You earn the approval of this guy right here.
"He was a great quarterback at UMass. Has a great feel and understanding of the game from an all-22 perspective," McVay said via text to Joe Tessitore. "Expect him to use motions, formations, tempo as a weapon to apply pressure to the defense. Spent the last three seasons as one of my most trusted coaches who I heavily relied on behind the scenes. Strong communication skills, great ability to connect with the guys."
Coen was indeed a successful quarterback at UMass, a 4-year starter who led the Minutemen to the title game as a sophomore. After a year in the arena league, he returned to the New England FCS scene, where he might still be today if not for McVay.
He was Brown's quarterbacks coach for the 2010 season, then got a passing game coordinator job at Rhode Island in 2011. He returned to Brown for 2012-13, then went back to his alma mater as passing game coordinator and quarterbacks coach. That was enough to land him the coordinator job at Maine in 2016 where, working alongside then-30-year-old head coach Joe Harsymiak, his offenses finished 88th and 58th in scoring.
He'd agreed to coordinate Holy Cross's offense ahead of the 2018 season when McVay pulled him 3,000 miles away from everything he knew -- literally and figuratively.
Coen replaced Zac Taylor, who was promoted from assistant wide receivers coach to quarterbacks coach; a year later, he was the head coach of the Cincinnati Bengals. Coen's rise wasn't quite that fast -- he spent a whole two years as assistant wideouts coach, then one as assistant QBs coach.
Now, this 35-year-old who's never coordinated an offense at the FBS level is the point man of a total makeover in the SEC.
Coen will bring McVay's system with him to Lexington, featuring lots of wide zone and play action that actually looks like a run play, rather than a play-action pass.
"I believe that truly marrying the run and the pass is such an advantage," Coen said. "We've run the football effectively but all of our play-actions, keepers and movements are directly married to the run game. That true marriage, playing around with tempos, in an out of the huddle, making (the defense) defend every blade of grass."
"I believe this system is extremely friendly to the SEC style of play -- run the ball, play action, move the launch spot. I believe so much of the NFL game translates to the SEC," he continued.
Coen not only had to teach the offense to a new set of players, but to his fellow coaches as well. O-line coach Eric Wolford and running backs coach John Settle are also new hires, but both are longtime college guys. For his part, Coen said adapting will be a two-way street. "There are some pieces that I need to fit my system to, not the other way around," he said.

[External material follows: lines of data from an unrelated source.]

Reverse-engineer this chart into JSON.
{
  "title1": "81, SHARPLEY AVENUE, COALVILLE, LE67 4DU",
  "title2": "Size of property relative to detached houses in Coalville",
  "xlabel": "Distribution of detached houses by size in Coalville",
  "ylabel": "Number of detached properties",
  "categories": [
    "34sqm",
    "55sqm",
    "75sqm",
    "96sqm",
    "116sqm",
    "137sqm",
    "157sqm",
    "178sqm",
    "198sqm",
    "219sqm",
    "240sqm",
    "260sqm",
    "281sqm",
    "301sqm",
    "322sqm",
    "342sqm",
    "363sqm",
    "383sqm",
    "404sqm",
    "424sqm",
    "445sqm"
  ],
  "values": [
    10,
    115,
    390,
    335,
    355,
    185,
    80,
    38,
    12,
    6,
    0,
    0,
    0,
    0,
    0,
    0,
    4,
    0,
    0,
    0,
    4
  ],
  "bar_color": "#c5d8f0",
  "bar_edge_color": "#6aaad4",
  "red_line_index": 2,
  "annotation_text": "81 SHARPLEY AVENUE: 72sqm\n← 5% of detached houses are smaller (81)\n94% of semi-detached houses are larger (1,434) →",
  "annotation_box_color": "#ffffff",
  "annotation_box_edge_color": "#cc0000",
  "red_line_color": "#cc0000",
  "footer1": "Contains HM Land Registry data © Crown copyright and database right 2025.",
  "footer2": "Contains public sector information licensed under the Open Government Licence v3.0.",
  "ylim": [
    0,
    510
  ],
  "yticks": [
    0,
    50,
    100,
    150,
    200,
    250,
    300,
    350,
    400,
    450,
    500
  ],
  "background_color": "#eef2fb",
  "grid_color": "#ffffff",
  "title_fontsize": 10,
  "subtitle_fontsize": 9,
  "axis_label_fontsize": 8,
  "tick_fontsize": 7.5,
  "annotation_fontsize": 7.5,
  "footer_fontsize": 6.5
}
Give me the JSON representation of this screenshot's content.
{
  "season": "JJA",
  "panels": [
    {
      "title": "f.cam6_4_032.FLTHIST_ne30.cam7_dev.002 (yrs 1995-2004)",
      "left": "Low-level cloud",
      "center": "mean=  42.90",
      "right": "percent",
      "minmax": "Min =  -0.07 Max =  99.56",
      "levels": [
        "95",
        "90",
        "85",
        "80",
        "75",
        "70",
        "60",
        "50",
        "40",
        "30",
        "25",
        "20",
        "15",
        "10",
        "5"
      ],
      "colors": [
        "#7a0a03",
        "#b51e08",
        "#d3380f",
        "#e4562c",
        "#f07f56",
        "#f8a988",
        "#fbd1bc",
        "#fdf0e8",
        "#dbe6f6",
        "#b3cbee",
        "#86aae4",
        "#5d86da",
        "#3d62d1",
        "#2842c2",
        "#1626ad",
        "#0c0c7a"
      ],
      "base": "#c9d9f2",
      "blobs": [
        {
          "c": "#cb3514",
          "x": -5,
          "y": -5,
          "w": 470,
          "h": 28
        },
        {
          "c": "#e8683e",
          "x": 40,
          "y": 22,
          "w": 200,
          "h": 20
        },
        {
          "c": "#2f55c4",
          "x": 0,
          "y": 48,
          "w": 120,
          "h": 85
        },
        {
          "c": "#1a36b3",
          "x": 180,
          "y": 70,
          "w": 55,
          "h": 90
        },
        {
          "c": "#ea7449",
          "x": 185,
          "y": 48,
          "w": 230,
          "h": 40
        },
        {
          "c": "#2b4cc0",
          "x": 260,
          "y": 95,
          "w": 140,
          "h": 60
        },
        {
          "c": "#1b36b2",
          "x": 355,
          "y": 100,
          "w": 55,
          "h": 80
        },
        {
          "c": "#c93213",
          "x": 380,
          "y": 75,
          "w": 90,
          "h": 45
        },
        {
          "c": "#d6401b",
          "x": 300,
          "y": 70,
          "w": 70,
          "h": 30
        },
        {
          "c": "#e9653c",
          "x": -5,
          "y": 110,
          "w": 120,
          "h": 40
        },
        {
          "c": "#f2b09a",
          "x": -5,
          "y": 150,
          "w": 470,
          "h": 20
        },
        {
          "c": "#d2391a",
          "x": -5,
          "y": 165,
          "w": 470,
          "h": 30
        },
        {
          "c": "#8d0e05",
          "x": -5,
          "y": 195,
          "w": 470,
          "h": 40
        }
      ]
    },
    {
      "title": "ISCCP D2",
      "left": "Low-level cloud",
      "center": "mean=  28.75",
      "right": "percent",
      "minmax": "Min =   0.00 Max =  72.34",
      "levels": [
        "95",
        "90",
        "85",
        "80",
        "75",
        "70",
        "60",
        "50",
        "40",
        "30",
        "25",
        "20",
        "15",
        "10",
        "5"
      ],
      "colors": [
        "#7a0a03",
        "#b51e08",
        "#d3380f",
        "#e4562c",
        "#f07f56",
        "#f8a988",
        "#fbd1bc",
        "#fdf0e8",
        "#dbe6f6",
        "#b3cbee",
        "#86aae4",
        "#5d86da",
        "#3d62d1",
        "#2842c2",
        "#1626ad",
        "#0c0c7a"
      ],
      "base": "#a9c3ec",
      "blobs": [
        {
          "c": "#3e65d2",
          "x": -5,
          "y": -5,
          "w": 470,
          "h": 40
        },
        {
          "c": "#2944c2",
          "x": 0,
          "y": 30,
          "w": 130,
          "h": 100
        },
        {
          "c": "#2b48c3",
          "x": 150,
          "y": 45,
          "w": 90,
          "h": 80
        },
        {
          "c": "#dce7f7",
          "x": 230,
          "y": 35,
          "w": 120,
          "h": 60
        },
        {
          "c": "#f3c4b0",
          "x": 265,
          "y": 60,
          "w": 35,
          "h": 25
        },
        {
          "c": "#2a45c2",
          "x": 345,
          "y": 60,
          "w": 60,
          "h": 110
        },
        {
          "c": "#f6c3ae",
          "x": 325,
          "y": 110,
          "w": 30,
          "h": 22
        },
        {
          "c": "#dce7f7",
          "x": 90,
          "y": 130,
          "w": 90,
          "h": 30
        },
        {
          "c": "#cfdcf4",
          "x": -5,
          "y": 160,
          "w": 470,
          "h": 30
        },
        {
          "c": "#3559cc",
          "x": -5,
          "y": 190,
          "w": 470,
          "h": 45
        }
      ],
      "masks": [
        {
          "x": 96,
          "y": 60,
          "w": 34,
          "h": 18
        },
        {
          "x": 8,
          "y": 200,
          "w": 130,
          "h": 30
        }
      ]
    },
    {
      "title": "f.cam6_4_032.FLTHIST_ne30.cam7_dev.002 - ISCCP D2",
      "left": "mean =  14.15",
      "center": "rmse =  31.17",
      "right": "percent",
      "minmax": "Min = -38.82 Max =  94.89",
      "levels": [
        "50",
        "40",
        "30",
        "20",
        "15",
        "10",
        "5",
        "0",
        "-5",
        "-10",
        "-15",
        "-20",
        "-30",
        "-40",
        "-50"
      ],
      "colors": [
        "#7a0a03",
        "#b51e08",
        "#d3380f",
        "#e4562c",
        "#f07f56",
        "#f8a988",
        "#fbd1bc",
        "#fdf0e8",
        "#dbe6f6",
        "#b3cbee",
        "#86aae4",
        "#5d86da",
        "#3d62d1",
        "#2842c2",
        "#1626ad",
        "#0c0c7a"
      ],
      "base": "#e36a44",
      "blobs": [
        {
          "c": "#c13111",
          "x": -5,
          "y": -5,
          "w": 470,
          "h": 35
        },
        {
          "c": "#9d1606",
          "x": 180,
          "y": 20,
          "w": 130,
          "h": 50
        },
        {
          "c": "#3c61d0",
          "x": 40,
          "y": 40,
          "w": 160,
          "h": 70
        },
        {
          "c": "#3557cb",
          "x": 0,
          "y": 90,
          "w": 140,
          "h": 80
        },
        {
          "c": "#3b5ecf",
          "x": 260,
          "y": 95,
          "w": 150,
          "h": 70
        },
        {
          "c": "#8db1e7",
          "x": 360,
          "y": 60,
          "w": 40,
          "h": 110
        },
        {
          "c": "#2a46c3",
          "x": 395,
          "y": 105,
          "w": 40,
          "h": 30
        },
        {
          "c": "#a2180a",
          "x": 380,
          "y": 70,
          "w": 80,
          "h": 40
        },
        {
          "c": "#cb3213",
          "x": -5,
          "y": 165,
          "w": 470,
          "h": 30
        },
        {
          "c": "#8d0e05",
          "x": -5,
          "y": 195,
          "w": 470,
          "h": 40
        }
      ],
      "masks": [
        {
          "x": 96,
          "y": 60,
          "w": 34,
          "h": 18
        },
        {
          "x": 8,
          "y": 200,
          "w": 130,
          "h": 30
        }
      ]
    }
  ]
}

Kentucky's output dropped an even yard per play from 2019 to '20, from 6.15 to 5.15, prompting Mark Stoops's first wholesale change in five years. Sophomore Joey Gatewood, the 4-star recruit once expected to be the second coming of Cam Newton at Auburn, is the presumptive starter after backing up senior Terry Wilson last season. Leading rusher Chris Rodriguez, Jr., is back, and Nebraska transfer Wan'Dale Robinson, if he plays to his paper, is the type of player that can move the offense up a letter grade on his own.
"He's a difference maker," Stoops said. "He's a guy that was electric this spring, and you could feel his presence on the field."
Kentucky is not a program likely to lead the SEC in scoring -- in eight seasons under Stoops they've yet to finish higher than eighth -- but there's enough confidence in Stoops's ability to build a defense that Big Blue doesn't have to be dominant offensively to be really good again. They've just got to threaten, to borrow Coen's phrasing, every blade of grass.
"I felt like this spring we got the ball down the field better than we have in years," Stoops said, "so I feel very good about it."